Radar reported that Epstein sent $3.5 million to the Clinton’s foundation after the sex slave probe began, according to secret Swiss bank records leaked by a whistleblower. The details of the money transfer are contained in internal bank data that a computer expert took with him when he left HBSC bank in 2007 — and recently provided to several news agencies, including London’s Guardian newspaper.

The International Consortium of Investigative Journalists, which obtained the data from the whistle-blower, documented $81 million being routed from HSBC Swiss accounts to The Clinton Foundation, including money from Epstein.

Russia & US Uranium – The New York Times reported on details regarding the Clinton Foundation’s ties to a number of investors involved in a business transaction that resulted in the acquisition of Uranium One, owner of U.S. based uranium assets, by Atomredmetzoloto (ARMZ), a subsidiary of Rosatom, a Russian government owned company. The transaction raised a number of national security concerns because it effectively ceded 20% of U.S. uranium production capacity to the Russian government.

During critical stages of the acquisition approval, interested parties made large donations – some in the millions of dollars – to the Clinton Foundation while Hillary Clinton held the position of Secretary of State. When millions of dollars flow to decision makers who have substantial discretion to provide support for or against approval of controversial transactions, public confidence in the integrity of the process requires a commitment to transparency and responsiveness to oversight inquiries.

Uranium One’s chairman used his family foundation to make four donations totaling $2.35 million. Those contributions were not publicly disclosed by the Clintons, despite an agreement Mrs. Clinton had struck with the Obama White House to publicly identify all donors. Other people with ties to the company made donations as well.

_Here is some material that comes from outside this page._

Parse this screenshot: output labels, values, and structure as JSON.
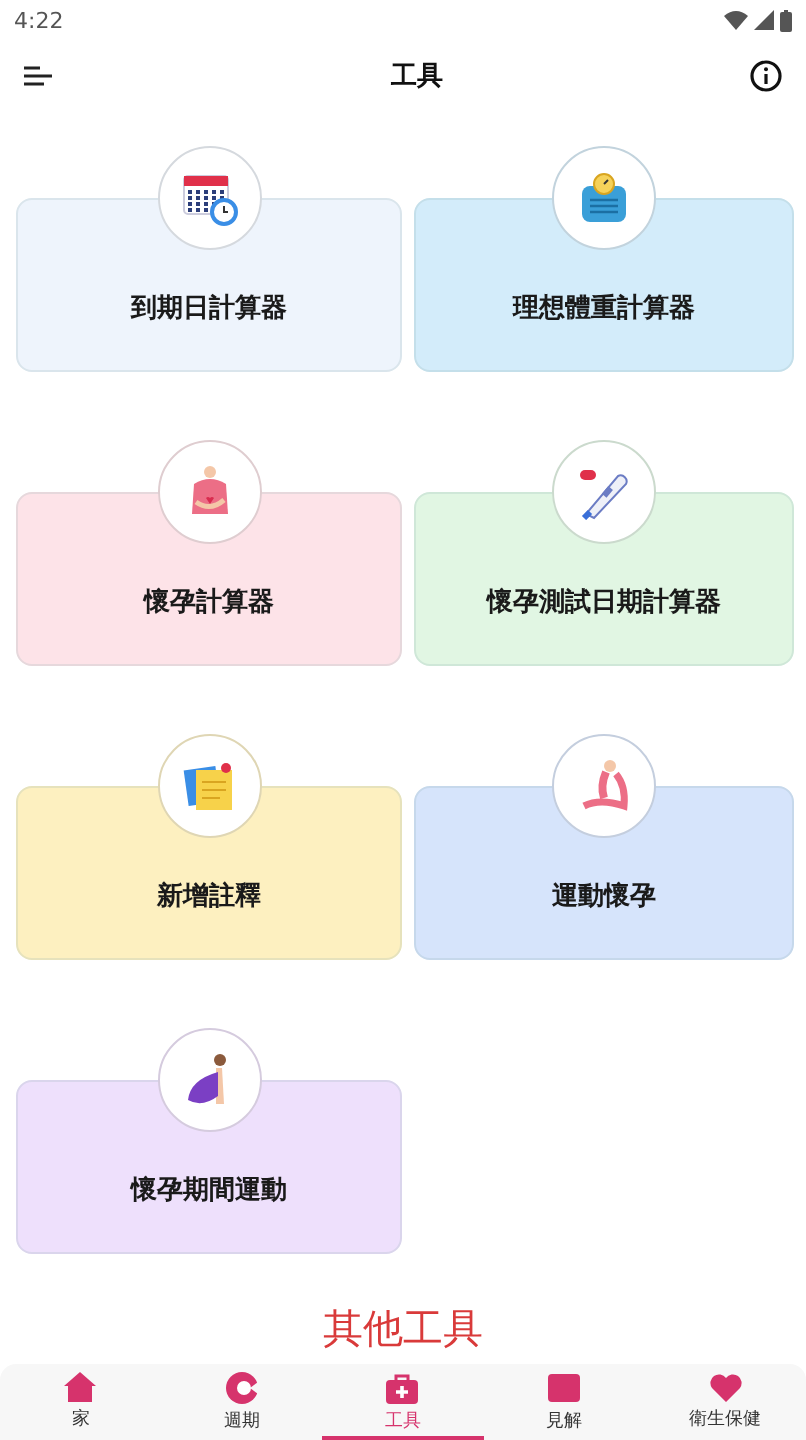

Shortly after the Russians announced their intention to acquire a majority stake in Uranium One, Mr. Clinton received $500,000 for a Moscow speech from a Russian investment bank with links to the Kremlin that was promoting Uranium One stock.

A person with knowledge of the Clinton Foundation’s fund-raising operation, who requested anonymity to speak candidly about it, said that for many people, the hope is that money will in fact buy influence: “Why do you think they are doing it — because they love them?” (N.Y. Times)

Glenn Greenwald 8/29/2016: “The Clintons have essentially become the pioneers of  amassing massive wealth from around the world, and using that to boost their own political power, and then using that political power to boost the interests of the people who are enriching them in all kinds of ways. And of course questions need to be asked, and suspicions are necessarily raised, because this kind of behavior is inherently suspicious.”